Este domingo, Perú celebrará elecciones presidenciales en un contexto de gran incertidumbre: en el país andino, que ha tenido 9 presidentes desde 2010, se presentarán 35 candidatos y, según los sondeos, un balotaje parece inevitable. En total, más de 27 millones de personas estarán habilitadas para elegir a su nuevo presidente, una práctica que se ha hecho habitual para Perú en los últimos años: desde 2010, tuvo 9 presidentes y tres Congresos, muy por encima de lo esperable en un esquema de mandatos de cinco años. A esto se suma que, por primera vez en más de tres décadas, el país volverá a contar con un Congreso bicameral con 130 diputados y 60 senadores.

Exteriores del Perú (2010).
Ante este complejo escenario, las encuestas muestran en primer lugar a Keiko Fujimori, hija del expresidente Alberto Fujimori, pero apenas con el 15%, muy por debaje del 50,01% necesario para imponerse en la primera vuelta.

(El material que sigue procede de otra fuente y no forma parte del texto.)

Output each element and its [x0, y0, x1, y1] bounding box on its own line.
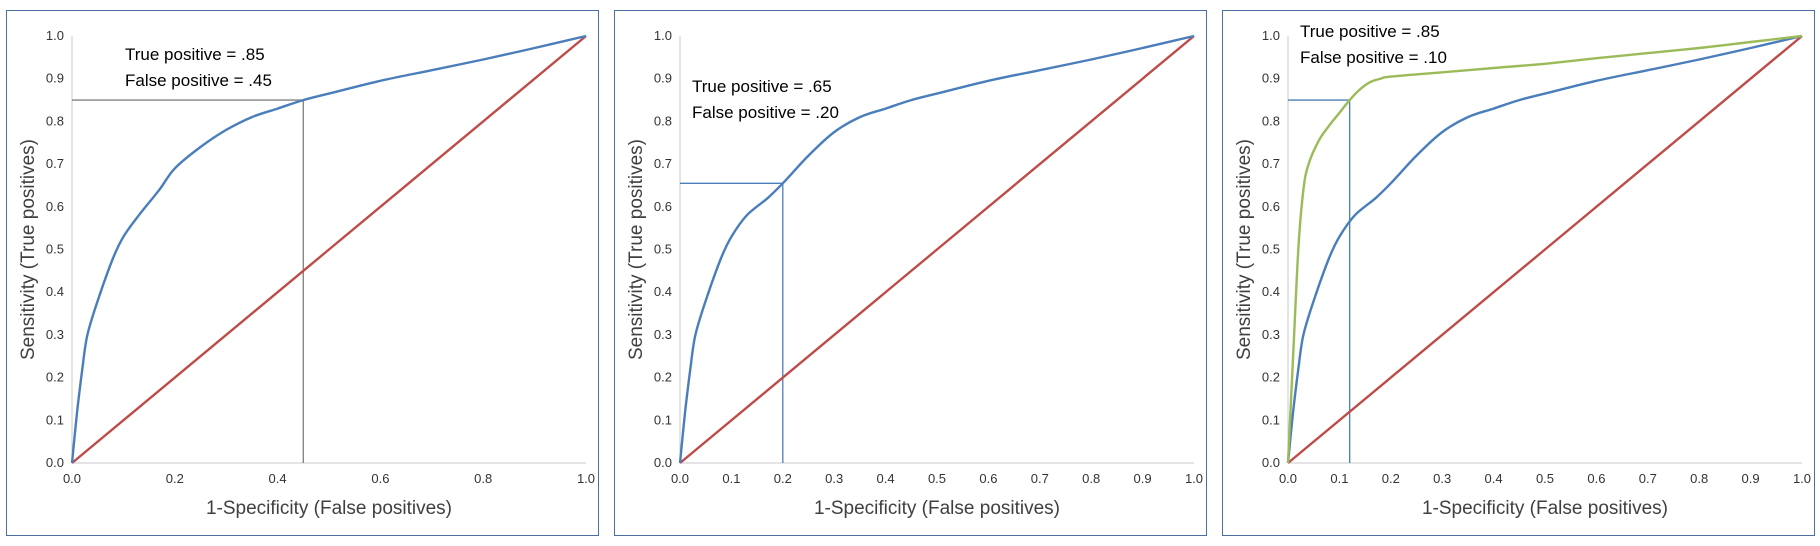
- y-tick-label: 0.9: [1262, 71, 1280, 86]
- x-tick-label: 1.0: [1185, 471, 1203, 486]
- y-tick-label: 0.6: [46, 199, 64, 214]
- y-tick-label: 0.3: [654, 327, 672, 342]
- x-tick-label: 0.2: [774, 471, 792, 486]
- x-tick-label: 0.2: [1382, 471, 1400, 486]
- roc-chart-3-plot: 0.0 0.1 0.2 0.3 0.4 0.5 0.6 0.7 0.8 0.9 1.0 0.0 0.1 0…: [1234, 22, 1811, 519]
- x-tick-label: 0.3: [1433, 471, 1451, 486]
- x-tick-label: 1.0: [577, 471, 595, 486]
- x-tick-label: 0.1: [1330, 471, 1348, 486]
- y-tick-label: 1.0: [1262, 28, 1280, 43]
- y-tick-label: 0.5: [654, 242, 672, 257]
- annotation-text: False positive = .20: [692, 103, 839, 122]
- y-tick-label: 0.0: [654, 455, 672, 470]
- series-line-roc: [678, 34, 1195, 464]
- x-tick-label: 0.4: [1485, 471, 1503, 486]
- series-line-roc: [1286, 34, 1803, 464]
- y-axis-title: Sensitivity (True positives): [1234, 139, 1255, 360]
- x-tick-label: 0.3: [825, 471, 843, 486]
- y-tick-label: 0.5: [1262, 242, 1280, 257]
- y-axis-title: Sensitivity (True positives): [18, 139, 39, 360]
- x-tick-label: 0.7: [1639, 471, 1657, 486]
- annotation-text: True positive = .65: [692, 77, 832, 96]
- y-tick-label: 0.4: [46, 284, 64, 299]
- x-tick-label: 0.6: [979, 471, 997, 486]
- x-tick-label: 0.2: [166, 471, 184, 486]
- series-line-diagonal: [679, 35, 1195, 464]
- y-axis-title: Sensitivity (True positives): [626, 139, 647, 360]
- x-tick-label: 0.4: [877, 471, 895, 486]
- x-tick-label: 0.0: [1279, 471, 1297, 486]
- x-tick-label: 0.8: [474, 471, 492, 486]
- x-tick-label: 0.0: [671, 471, 689, 486]
- annotation-text: True positive = .85: [125, 45, 265, 64]
- y-tick-label: 0.6: [1262, 199, 1280, 214]
- y-tick-label: 0.7: [1262, 156, 1280, 171]
- y-tick-label: 0.5: [46, 242, 64, 257]
- roc-chart-2: 0.0 0.1 0.2 0.3 0.4 0.5 0.6 0.7 0.8 0.9 1.0 0.0 0.1 0…: [614, 10, 1207, 536]
- y-tick-label: 0.3: [46, 327, 64, 342]
- y-tick-label: 0.4: [1262, 284, 1280, 299]
- annotation-text: False positive = .45: [125, 71, 272, 90]
- x-tick-label: 0.6: [1587, 471, 1605, 486]
- roc-chart-1: 0.0 0.1 0.2 0.3 0.4 0.5 0.6 0.7 0.8 0.9 1.0 0.0 0.2 0…: [6, 10, 599, 536]
- x-tick-label: 0.6: [371, 471, 389, 486]
- series-line-diagonal: [1287, 35, 1803, 464]
- y-tick-label: 0.9: [654, 71, 672, 86]
- y-tick-label: 0.7: [654, 156, 672, 171]
- x-tick-label: 0.8: [1690, 471, 1708, 486]
- y-tick-label: 0.8: [46, 113, 64, 128]
- y-tick-label: 0.0: [1262, 455, 1280, 470]
- x-tick-label: 0.9: [1742, 471, 1760, 486]
- x-tick-label: 0.5: [928, 471, 946, 486]
- y-tick-label: 0.9: [46, 71, 64, 86]
- series-line-roc_alt: [1286, 34, 1803, 464]
- y-tick-label: 0.4: [654, 284, 672, 299]
- roc-chart-2-plot: 0.0 0.1 0.2 0.3 0.4 0.5 0.6 0.7 0.8 0.9 1.0 0.0 0.1 0…: [626, 28, 1203, 519]
- y-tick-label: 0.2: [1262, 370, 1280, 385]
- y-tick-label: 0.7: [46, 156, 64, 171]
- y-tick-label: 0.1: [46, 412, 64, 427]
- y-tick-label: 0.2: [46, 370, 64, 385]
- y-tick-label: 0.8: [1262, 113, 1280, 128]
- x-tick-label: 0.0: [63, 471, 81, 486]
- x-axis-title: 1-Specificity (False positives): [206, 498, 452, 519]
- annotation-text: True positive = .85: [1300, 22, 1440, 41]
- x-tick-label: 0.1: [722, 471, 740, 486]
- x-tick-label: 0.8: [1082, 471, 1100, 486]
- series-line-roc: [70, 34, 587, 464]
- y-tick-label: 0.8: [654, 113, 672, 128]
- annotation-text: False positive = .10: [1300, 48, 1447, 67]
- x-tick-label: 0.9: [1134, 471, 1152, 486]
- roc-chart-1-plot: 0.0 0.1 0.2 0.3 0.4 0.5 0.6 0.7 0.8 0.9 1.0 0.0 0.2 0…: [18, 28, 595, 519]
- y-tick-label: 1.0: [46, 28, 64, 43]
- y-tick-label: 1.0: [654, 28, 672, 43]
- x-tick-label: 0.5: [1536, 471, 1554, 486]
- x-axis-title: 1-Specificity (False positives): [814, 498, 1060, 519]
- series-line-diagonal: [71, 35, 587, 464]
- y-tick-label: 0.6: [654, 199, 672, 214]
- roc-chart-3: 0.0 0.1 0.2 0.3 0.4 0.5 0.6 0.7 0.8 0.9 1.0 0.0 0.1 0…: [1222, 10, 1815, 536]
- y-tick-label: 0.1: [654, 412, 672, 427]
- x-tick-label: 1.0: [1793, 471, 1811, 486]
- y-tick-label: 0.2: [654, 370, 672, 385]
- y-tick-label: 0.1: [1262, 412, 1280, 427]
- x-axis-title: 1-Specificity (False positives): [1422, 498, 1668, 519]
- x-tick-label: 0.7: [1031, 471, 1049, 486]
- y-tick-label: 0.3: [1262, 327, 1280, 342]
- x-tick-label: 0.4: [269, 471, 287, 486]
- y-tick-label: 0.0: [46, 455, 64, 470]
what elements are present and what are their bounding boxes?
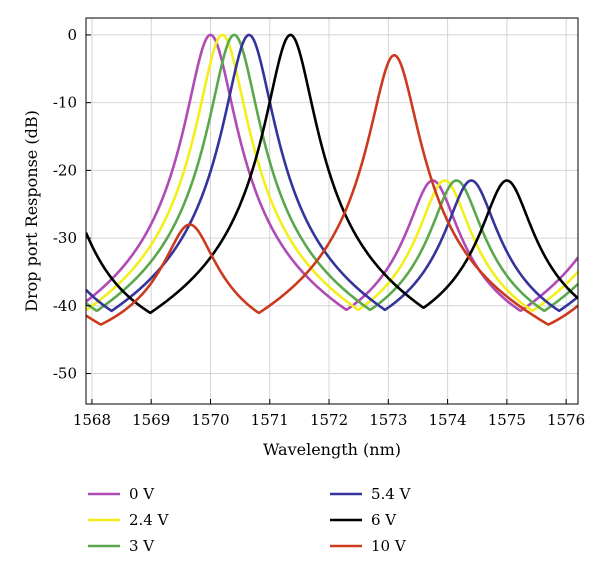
x-tick-label: 1575 <box>488 411 526 429</box>
series-line-6-v <box>86 33 578 315</box>
x-axis: 1568 1569 1570 1571 1572 1573 1574 1575 1576 <box>73 399 585 429</box>
legend-label: 0 V <box>129 485 155 503</box>
legend-item: 3 V <box>88 537 155 555</box>
y-tick-label: -30 <box>53 229 77 247</box>
x-axis-title: Wavelength (nm) <box>263 440 401 459</box>
x-tick-label: 1571 <box>251 411 289 429</box>
y-axis-title: Drop port Response (dB) <box>22 110 41 312</box>
legend-label: 2.4 V <box>129 511 170 529</box>
y-tick-label: 0 <box>67 26 77 44</box>
series-layer <box>86 33 578 326</box>
legend-label: 6 V <box>371 511 397 529</box>
legend-item: 10 V <box>330 537 407 555</box>
series-line-0-v <box>86 33 578 312</box>
legend-item: 2.4 V <box>88 511 170 529</box>
series-line-2-4-v <box>86 33 578 313</box>
y-tick-label: -40 <box>53 297 77 315</box>
x-tick-label: 1574 <box>428 411 466 429</box>
legend-item: 0 V <box>88 485 155 503</box>
y-axis: 0 -10 -20 -30 -40 -50 <box>53 26 91 383</box>
legend-label: 5.4 V <box>371 485 412 503</box>
x-tick-label: 1573 <box>369 411 407 429</box>
legend-label: 3 V <box>129 537 155 555</box>
y-tick-label: -20 <box>53 161 77 179</box>
x-tick-label: 1572 <box>310 411 348 429</box>
legend: 0 V 2.4 V 3 V 5.4 V 6 V 10 V <box>88 485 412 555</box>
legend-item: 6 V <box>330 511 397 529</box>
x-tick-label: 1569 <box>132 411 170 429</box>
x-tick-label: 1568 <box>73 411 111 429</box>
series-line-3-v <box>86 33 578 312</box>
x-tick-label: 1570 <box>191 411 229 429</box>
y-tick-label: -10 <box>53 94 77 112</box>
series-line-5-4-v <box>86 33 578 313</box>
plot-frame <box>85 17 579 405</box>
legend-item: 5.4 V <box>330 485 412 503</box>
series-line-10-v <box>86 53 578 326</box>
plot-background <box>86 18 578 404</box>
y-tick-label: -50 <box>53 365 77 383</box>
x-tick-label: 1576 <box>547 411 585 429</box>
legend-label: 10 V <box>371 537 407 555</box>
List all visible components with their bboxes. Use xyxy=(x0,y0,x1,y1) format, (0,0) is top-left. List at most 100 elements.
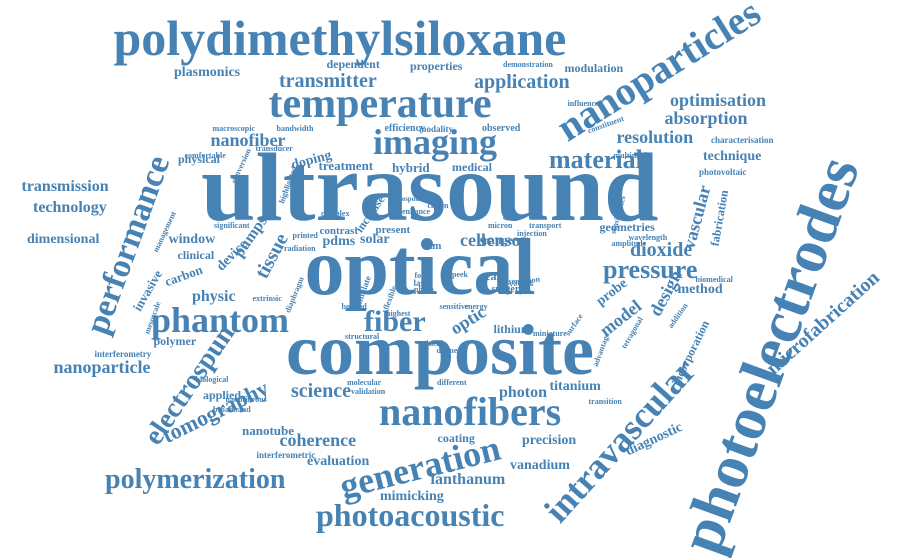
word-clinical: clinical xyxy=(177,248,215,262)
word-transmitter: transmitter xyxy=(279,70,377,92)
word-characterisation: characterisation xyxy=(711,134,774,145)
word-interferometry: interferometry xyxy=(94,348,152,359)
word-physical: physical xyxy=(178,152,221,166)
word-nanofiber: nanofiber xyxy=(210,130,286,150)
word-pdms: pdms xyxy=(322,234,356,249)
word-structural: structural xyxy=(345,332,380,341)
word-highest: highest xyxy=(386,309,411,318)
word-science: science xyxy=(291,380,351,402)
word-modulation: modulation xyxy=(564,61,624,75)
word-coherence: coherence xyxy=(279,430,357,450)
word-optical: optical xyxy=(304,224,536,312)
word-efficiency: efficiency xyxy=(384,123,426,134)
word-complex: complex xyxy=(321,209,350,218)
word-extrinsic: extrinsic xyxy=(252,294,282,303)
word-plasmonics: plasmonics xyxy=(174,65,241,80)
word-comfortable: comfortable xyxy=(184,151,226,160)
word-transport: transport xyxy=(529,221,562,230)
word-bandwidth: bandwidth xyxy=(276,124,314,133)
word-photovoltaic: photovoltaic xyxy=(699,166,747,177)
word-energy: energy xyxy=(464,302,488,311)
word-transducer: transducer xyxy=(255,144,293,153)
word-demonstration: demonstration xyxy=(503,60,553,69)
word-enhance: enhance xyxy=(402,207,430,216)
word-critical: critical xyxy=(419,339,443,348)
word-form: form xyxy=(414,271,432,280)
word-response: response xyxy=(399,194,425,203)
word-polymerization: polymerization xyxy=(105,464,286,495)
word-transmission: transmission xyxy=(21,178,109,195)
word-different: different xyxy=(437,378,467,387)
word-cell: cell xyxy=(460,230,486,250)
word-lithium: lithium xyxy=(493,322,531,336)
word-dioxide: dioxide xyxy=(630,239,693,261)
word-nanotube: nanotube xyxy=(242,422,295,438)
word-diaphragm: diaphragm xyxy=(283,275,306,315)
word-imaging: imaging xyxy=(373,122,498,162)
word-method: method xyxy=(677,282,723,297)
word-multimode: multimode xyxy=(613,151,651,160)
word-hybrid: hybrid xyxy=(392,159,430,175)
word-medical: medical xyxy=(452,160,492,174)
word-present: present xyxy=(375,223,411,236)
word-dependent: dependent xyxy=(326,57,380,71)
word-bonded: bonded xyxy=(341,302,367,311)
word-evaluation: evaluation xyxy=(307,454,370,469)
word-properties: properties xyxy=(410,59,463,73)
word-fiber: fiber xyxy=(364,305,426,338)
word-printed: printed xyxy=(292,231,318,240)
word-pressure: pressure xyxy=(603,255,698,284)
word-carbon: carbon xyxy=(162,261,204,289)
word-significant: significant xyxy=(214,221,250,230)
word-radiation: radiation xyxy=(284,244,316,253)
word-molecular: molecular xyxy=(347,378,382,387)
word-peek: peek xyxy=(452,270,468,279)
word-advantage: advantage xyxy=(590,331,611,368)
word-lanthanum: lanthanum xyxy=(430,471,506,488)
word-physic: physic xyxy=(192,288,236,305)
word-dimensional: dimensional xyxy=(27,232,100,247)
word-photon: photon xyxy=(499,384,548,401)
word-injection: injection xyxy=(517,229,547,238)
word-laser: laser xyxy=(413,277,433,288)
word-optimisation: optimisation xyxy=(670,90,767,110)
word-polymer: polymer xyxy=(153,334,197,348)
word-resolution: resolution xyxy=(616,127,694,147)
word-application: application xyxy=(474,71,570,93)
word-phantom: phantom xyxy=(151,300,290,340)
word-titanium: titanium xyxy=(549,379,601,394)
word-ultrasound: ultrasound xyxy=(201,134,659,242)
word-interferometric: interferometric xyxy=(256,449,316,460)
word-micron: micron xyxy=(488,221,513,230)
word-sensitive: sensitive xyxy=(439,302,469,311)
word-technique: technique xyxy=(703,149,762,164)
word-observed: observed xyxy=(482,123,521,134)
word-surgery: surgery xyxy=(491,284,525,295)
word-solar: solar xyxy=(360,232,390,247)
word-addition: addition xyxy=(665,301,690,330)
word-phase: phase xyxy=(414,285,434,294)
word-diameter: diameter xyxy=(436,346,468,355)
word-applied: applied xyxy=(203,388,242,402)
word-polydimethylsiloxane: polydimethylsiloxane xyxy=(113,10,567,66)
word-broadband: broadband xyxy=(213,405,251,414)
word-biomedical: biomedical xyxy=(695,275,733,284)
word-nanoparticle: nanoparticle xyxy=(53,357,151,377)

De cara una hipotética segunda vuelta el 7 de junio, los otros candidatos que podrían clasificar al balotaje son cinco aspirantes separados por menos de cinco puntos porcentuales. Entre ellos se destacan los exalcaldes de Lima Ricardo Belmont y Rafael López Aliaga; Carlos Álvarez, figura del espectáculo; Jorge Nieto, exministro de Defensa; y Alfonso López Chau, exdirector del Banco Central.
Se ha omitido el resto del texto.